Phishing scams increase as Election Day nears
Presidential and general elections will soon be upon the American public, during a time that’s proven quite chaotic. Data and info is vulnerable as many opt-in for both mail-in and early voting.
Because of the pandemic, numerous states adopted mail-in ballots and early voting options. However, phishing attacks and scammers are eager to exploit this. Primarily, they seek to take advantage of confusion regarding voter registration and whether a vote has been counted.
Times are stressful as is, so Bytagig has a few tips to keep yourself protected from potential phishing schemes. For starters, expect the same social engineering shenanigans often attempted with malicious emails. Remember, key traits to any phishing email are attempts to disguise itself as something official.
Tips for avoiding electoral phishing email fraud
Attempts to compromise and steal user data have been going on since September.

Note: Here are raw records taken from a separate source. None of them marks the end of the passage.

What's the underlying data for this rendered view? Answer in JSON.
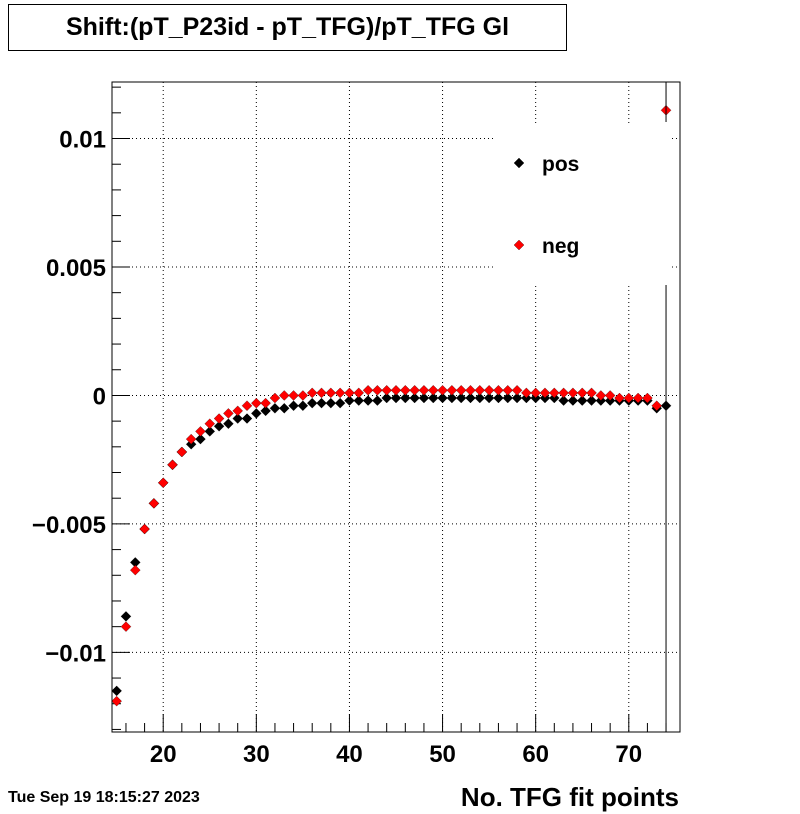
{
  "title": "Shift:(pT_P23id - pT_TFG)/pT_TFG Gl",
  "timestamp": "Tue Sep 19 18:15:27 2023",
  "chart_data": {
    "type": "scatter",
    "title": "Shift:(pT_P23id - pT_TFG)/pT_TFG Gl",
    "xlabel": "No. TFG fit points",
    "ylabel": "",
    "xlim": [
      14.5,
      75.5
    ],
    "ylim": [
      -0.0131,
      0.0122
    ],
    "x_ticks": [
      20,
      30,
      40,
      50,
      60,
      70
    ],
    "y_ticks": [
      -0.01,
      -0.005,
      0,
      0.005,
      0.01
    ],
    "y_tick_labels": [
      "−0.01",
      "−0.005",
      "0",
      "0.005",
      "0.01"
    ],
    "grid": true,
    "legend_position": "top-right",
    "series": [
      {
        "name": "pos",
        "color": "#000000",
        "x": [
          15,
          16,
          17,
          18,
          19,
          20,
          21,
          22,
          23,
          24,
          25,
          26,
          27,
          28,
          29,
          30,
          31,
          32,
          33,
          34,
          35,
          36,
          37,
          38,
          39,
          40,
          41,
          42,
          43,
          44,
          45,
          46,
          47,
          48,
          49,
          50,
          51,
          52,
          53,
          54,
          55,
          56,
          57,
          58,
          59,
          60,
          61,
          62,
          63,
          64,
          65,
          66,
          67,
          68,
          69,
          70,
          71,
          72,
          73,
          74
        ],
        "y": [
          -0.0115,
          -0.0086,
          -0.0065,
          -0.0052,
          -0.0042,
          -0.0034,
          -0.0027,
          -0.0022,
          -0.0019,
          -0.0017,
          -0.0014,
          -0.0012,
          -0.0011,
          -0.0009,
          -0.0009,
          -0.0007,
          -0.0006,
          -0.0005,
          -0.0005,
          -0.0004,
          -0.0004,
          -0.0003,
          -0.0003,
          -0.0003,
          -0.0003,
          -0.0002,
          -0.0002,
          -0.0002,
          -0.0002,
          -0.0001,
          -0.0001,
          -0.0001,
          -0.0001,
          -0.0001,
          -0.0001,
          -0.0001,
          -0.0001,
          -0.0001,
          -0.0001,
          -0.0001,
          -0.0001,
          -0.0001,
          -0.0001,
          -0.0001,
          -0.0001,
          -0.0001,
          -0.0001,
          -0.0001,
          -0.0002,
          -0.0002,
          -0.0002,
          -0.0002,
          -0.0002,
          -0.0002,
          -0.0002,
          -0.0002,
          -0.0002,
          -0.0002,
          -0.0005,
          -0.0004
        ]
      },
      {
        "name": "neg",
        "color": "#ff0000",
        "x": [
          15,
          16,
          17,
          18,
          19,
          20,
          21,
          22,
          23,
          24,
          25,
          26,
          27,
          28,
          29,
          30,
          31,
          32,
          33,
          34,
          35,
          36,
          37,
          38,
          39,
          40,
          41,
          42,
          43,
          44,
          45,
          46,
          47,
          48,
          49,
          50,
          51,
          52,
          53,
          54,
          55,
          56,
          57,
          58,
          59,
          60,
          61,
          62,
          63,
          64,
          65,
          66,
          67,
          68,
          69,
          70,
          71,
          72,
          73,
          74
        ],
        "y": [
          -0.0119,
          -0.009,
          -0.0068,
          -0.0052,
          -0.0042,
          -0.0034,
          -0.0027,
          -0.0022,
          -0.0017,
          -0.0014,
          -0.0011,
          -0.0009,
          -0.0007,
          -0.0006,
          -0.0004,
          -0.0003,
          -0.0003,
          -0.0001,
          0.0,
          0.0,
          0.0,
          0.0001,
          0.0001,
          0.0001,
          0.0001,
          0.0001,
          0.0001,
          0.0002,
          0.0002,
          0.0002,
          0.0002,
          0.0002,
          0.0002,
          0.0002,
          0.0002,
          0.0002,
          0.0002,
          0.0002,
          0.0002,
          0.0002,
          0.0002,
          0.0002,
          0.0002,
          0.0002,
          0.0001,
          0.0001,
          0.0001,
          0.0001,
          0.0001,
          0.0001,
          0.0001,
          0.0001,
          0.0,
          0.0,
          -0.0001,
          -0.0001,
          -0.0001,
          -0.0001,
          -0.0004,
          0.0111
        ]
      }
    ]
  }
}
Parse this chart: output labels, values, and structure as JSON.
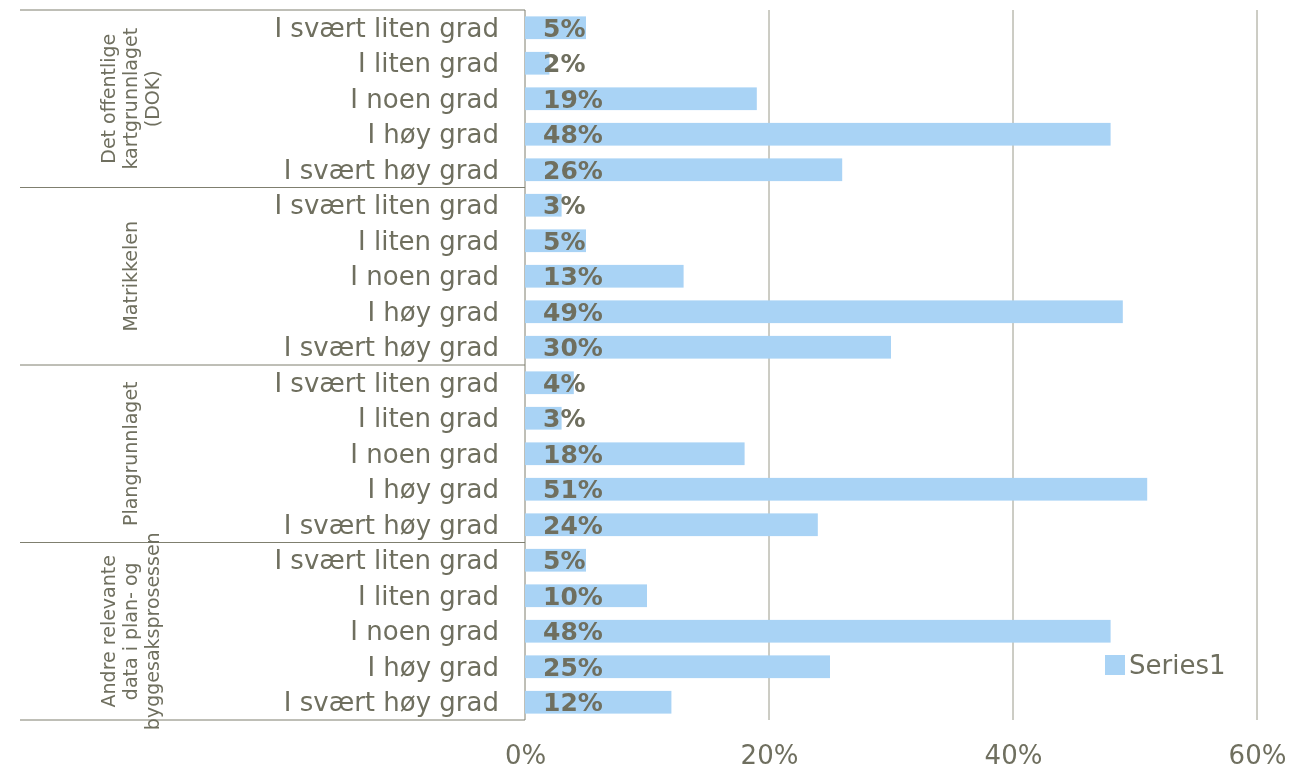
{
  "chart_data": {
    "type": "bar",
    "orientation": "horizontal",
    "categories": [
      "I svært liten grad",
      "I liten grad",
      "I noen grad",
      "I høy grad",
      "I svært høy grad",
      "I svært liten grad",
      "I liten grad",
      "I noen grad",
      "I høy grad",
      "I svært høy grad",
      "I svært liten grad",
      "I liten grad",
      "I noen grad",
      "I høy grad",
      "I svært høy grad",
      "I svært liten grad",
      "I liten grad",
      "I noen grad",
      "I høy grad",
      "I svært høy grad"
    ],
    "annotations": [
      "Det offentlige kartgrunnlaget (DOK)",
      "Matrikkelen",
      "Plangrunnlaget",
      "Andre relevante data i plan- og byggesaksprosessen"
    ],
    "series": [
      {
        "name": "Series1",
        "color": "#a9d3f5",
        "values": [
          5,
          2,
          19,
          48,
          26,
          3,
          5,
          13,
          49,
          30,
          4,
          3,
          18,
          51,
          24,
          5,
          10,
          48,
          25,
          12
        ],
        "value_labels": [
          "5%",
          "2%",
          "19%",
          "48%",
          "26%",
          "3%",
          "5%",
          "13%",
          "49%",
          "30%",
          "4%",
          "3%",
          "18%",
          "51%",
          "24%",
          "5%",
          "10%",
          "48%",
          "25%",
          "12%"
        ]
      }
    ],
    "xlim": [
      0,
      60
    ],
    "xticks": [
      {
        "value": 0,
        "label": "0%"
      },
      {
        "value": 20,
        "label": "20%"
      },
      {
        "value": 40,
        "label": "40%"
      },
      {
        "value": 60,
        "label": "60%"
      }
    ],
    "grid": "x",
    "legend": "bottom right"
  }
}
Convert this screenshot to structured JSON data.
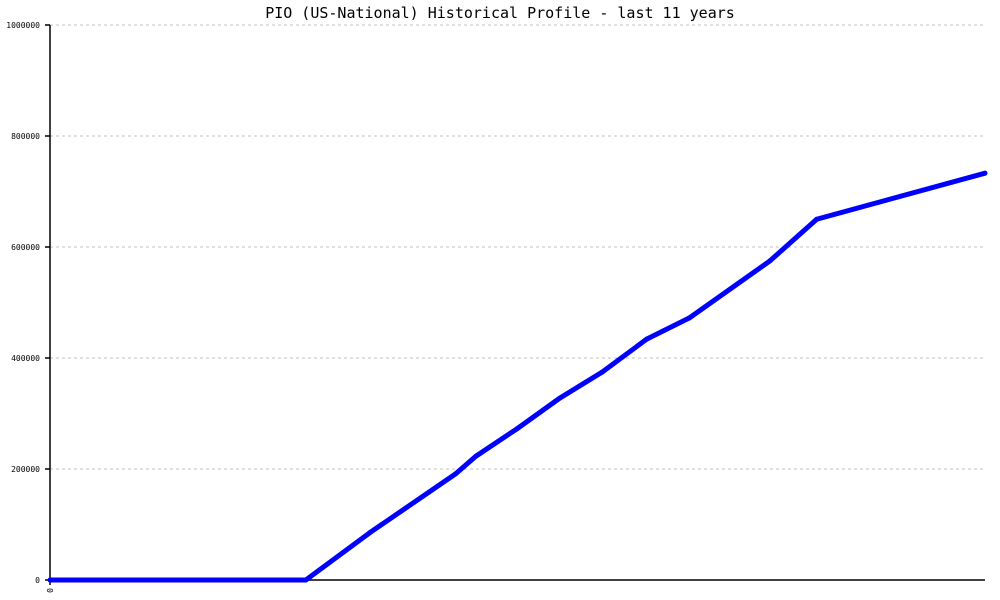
{
  "chart_data": {
    "type": "line",
    "title": "PIO (US-National) Historical Profile - last 11 years",
    "xlabel": "",
    "ylabel": "",
    "ylim": [
      0,
      1000000
    ],
    "xlim": [
      0,
      11
    ],
    "y_ticks": [
      "0",
      "200000",
      "400000",
      "600000",
      "800000",
      "1000000"
    ],
    "y_tick_values": [
      0,
      200000,
      400000,
      600000,
      800000,
      1000000
    ],
    "x_ticks": [
      "0"
    ],
    "x_tick_values": [
      0
    ],
    "grid": "horizontal dashed",
    "legend": "none",
    "series": [
      {
        "color": "#0000ff",
        "x": [
          0,
          3.01,
          3.76,
          4.77,
          5.01,
          5.49,
          6.0,
          6.5,
          7.02,
          7.52,
          8.47,
          9.02,
          11
        ],
        "y": [
          0,
          0,
          85000,
          191000,
          223000,
          272000,
          328000,
          375000,
          434000,
          472000,
          575000,
          650000,
          733000
        ]
      }
    ]
  }
}
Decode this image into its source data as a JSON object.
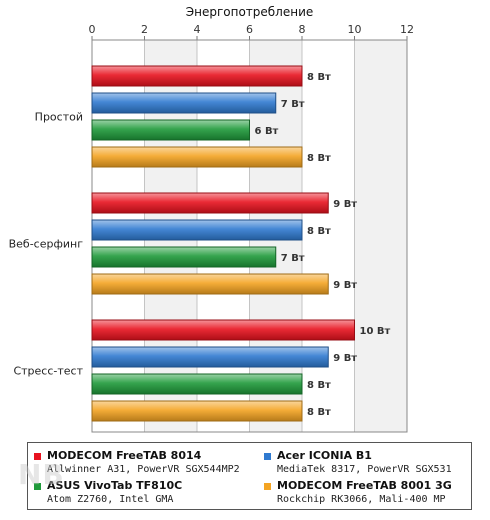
{
  "chart_data": {
    "type": "bar",
    "orientation": "horizontal",
    "title": "Энергопотребление",
    "xlim": [
      0,
      12
    ],
    "xticks": [
      "0",
      "2",
      "4",
      "6",
      "8",
      "10",
      "12"
    ],
    "grid": true,
    "categories": [
      "Простой",
      "Веб-серфинг",
      "Стресс-тест"
    ],
    "series": [
      {
        "name": "MODECOM FreeTAB 8014",
        "description": "Allwinner A31, PowerVR SGX544MP2",
        "color": "#e8121f",
        "values": [
          8,
          9,
          10
        ],
        "labels": [
          "8 Вт",
          "9 Вт",
          "10 Вт"
        ]
      },
      {
        "name": "Acer ICONIA B1",
        "description": "MediaTek 8317, PowerVR SGX531",
        "color": "#2f7ad0",
        "values": [
          7,
          8,
          9
        ],
        "labels": [
          "7 Вт",
          "8 Вт",
          "9 Вт"
        ]
      },
      {
        "name": "ASUS VivoTab TF810C",
        "description": "Atom Z2760, Intel GMA",
        "color": "#1f9a3a",
        "values": [
          6,
          7,
          8
        ],
        "labels": [
          "6 Вт",
          "7 Вт",
          "8 Вт"
        ]
      },
      {
        "name": "MODECOM FreeTAB 8001 3G",
        "description": "Rockchip RK3066, Mali-400 MP",
        "color": "#f4a422",
        "values": [
          8,
          9,
          8
        ],
        "labels": [
          "8 Вт",
          "9 Вт",
          "8 Вт"
        ]
      }
    ],
    "legend_position": "bottom"
  },
  "watermark": {
    "text": "NOTEBOOK",
    "subtext": "CHECK",
    "icon": "notebookcheck-logo-icon"
  }
}
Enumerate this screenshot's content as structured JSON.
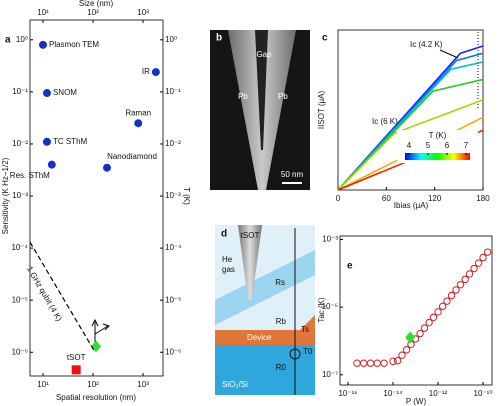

As with any phishing email, the goal is the same: to hijack passwords, accounts, or harvest personal data for malicious purposes.
One of the methods hackers are using relates to early-voting information. As a result of COVID-19 and other factors (such as increased interest in voting), many are casting ballots early. Millions of those ballots are also mail-in. The manner in which one receives, completes, and sends said ballot varies by state, but it’s that uncertainty malicious attackers want to exploit.
So what are the signs of a voting-based phishing scam and how can you avoid them?
- Double-check if you’re registered to vote, which typically can be done online
- Know that registering to vote does NOT cost money
- Do NOT give away personal details via email that is requesting it, especially for “verification” or bank details
- Remain suspicious of any email claiming your voting details are incorrect, as typically you’ll receive your ballot back for corrections
- Know that requesting/sending a ballot is a FREE service
As election day nears, many have already turned in their ballots. However, that won’t stop third parties from trying to take advantage with misinformation.